🤖 AI Summary
Existing multimodal large language models (M-LLMs) for long-video understanding rely on uniform frame sampling, which often discards query-relevant key frames and degrades question-answering performance. To address this, we propose a lightweight, plug-and-play query-adaptive frame selection method that requires no fine-tuning of downstream M-LLMs. Our core innovation is a novel dual-signal supervision framework: a spatial signal, where the M-LLM scores individual frames to assess their static relevance; and a temporal signal, where an LLM models inter-frame temporal dependencies based on frame captions, enabling subtitle-guided dynamic selection. Evaluated on mid-to-long video QA benchmarks—including ActivityNet, NExT-QA, EgoSchema, and LongVideoBench—our method consistently improves reasoning accuracy across diverse video-LLM architectures. Results demonstrate that adaptive frame selection is critical for effective long-video comprehension.
📝 Abstract
Recent advances in Multi-Modal Large Language Models (M-LLMs) show promising results in video reasoning.
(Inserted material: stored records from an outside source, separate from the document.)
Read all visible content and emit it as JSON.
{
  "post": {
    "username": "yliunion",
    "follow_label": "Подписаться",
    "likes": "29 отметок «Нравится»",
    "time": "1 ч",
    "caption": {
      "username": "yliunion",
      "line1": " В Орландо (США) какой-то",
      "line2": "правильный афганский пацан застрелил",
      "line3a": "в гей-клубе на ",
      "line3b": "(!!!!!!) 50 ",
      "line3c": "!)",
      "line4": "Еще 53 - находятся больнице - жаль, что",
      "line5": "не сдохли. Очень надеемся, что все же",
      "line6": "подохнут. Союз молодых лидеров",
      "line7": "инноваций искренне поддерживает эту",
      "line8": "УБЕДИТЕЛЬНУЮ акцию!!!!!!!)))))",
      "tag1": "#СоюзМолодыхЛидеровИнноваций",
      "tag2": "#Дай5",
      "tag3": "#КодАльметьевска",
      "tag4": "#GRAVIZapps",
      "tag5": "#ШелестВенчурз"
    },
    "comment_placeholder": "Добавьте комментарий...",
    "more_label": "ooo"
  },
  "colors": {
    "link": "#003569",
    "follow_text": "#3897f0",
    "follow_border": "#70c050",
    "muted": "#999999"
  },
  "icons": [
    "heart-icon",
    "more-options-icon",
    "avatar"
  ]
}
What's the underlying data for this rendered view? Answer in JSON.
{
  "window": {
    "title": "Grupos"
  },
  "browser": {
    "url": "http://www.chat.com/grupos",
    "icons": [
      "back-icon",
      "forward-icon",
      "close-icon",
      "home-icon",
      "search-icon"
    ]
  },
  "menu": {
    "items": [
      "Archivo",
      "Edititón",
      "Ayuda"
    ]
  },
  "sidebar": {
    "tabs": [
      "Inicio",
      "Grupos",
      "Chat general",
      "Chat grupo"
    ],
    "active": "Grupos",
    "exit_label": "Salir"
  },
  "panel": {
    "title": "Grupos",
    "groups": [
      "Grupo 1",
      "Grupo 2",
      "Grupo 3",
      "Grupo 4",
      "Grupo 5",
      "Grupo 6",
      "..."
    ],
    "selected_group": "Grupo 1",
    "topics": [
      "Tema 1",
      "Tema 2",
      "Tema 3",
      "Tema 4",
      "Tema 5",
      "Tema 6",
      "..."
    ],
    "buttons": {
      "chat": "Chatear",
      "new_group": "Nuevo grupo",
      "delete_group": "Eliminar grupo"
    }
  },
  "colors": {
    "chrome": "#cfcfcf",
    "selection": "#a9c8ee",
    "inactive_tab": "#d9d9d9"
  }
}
Popular Multi-Modal Large Language Model (M-LLM) frameworks usually apply naive uniform sampling to reduce the number of video frames that are fed into an M-LLM, particularly for long context videos. However, it could lose crucial context in certain periods of a video, so that the downstream M-LLM may not have sufficient visual information to answer a question. To attack this pain point, we propose a light-weight M-LLM -based frame selection method that adaptively select frames that are more relevant to users' queries. In order to train the proposed frame selector, we introduce two supervision signals (i) Spatial signal, where single frame importance score by prompting a M-LLM; (ii) Temporal signal, in which multiple frames selection by prompting Large Language Model (LLM) using the captions of all frame candidates. The selected frames are then digested by a frozen downstream video M-LLM for visual reasoning and question answering. Empirical results show that the proposed M-LLM video frame selector improves the performances various downstream video Large Language Model (video-LLM) across medium (ActivityNet, NExT-QA) and long (EgoSchema, LongVideoBench) context video question answering benchmarks.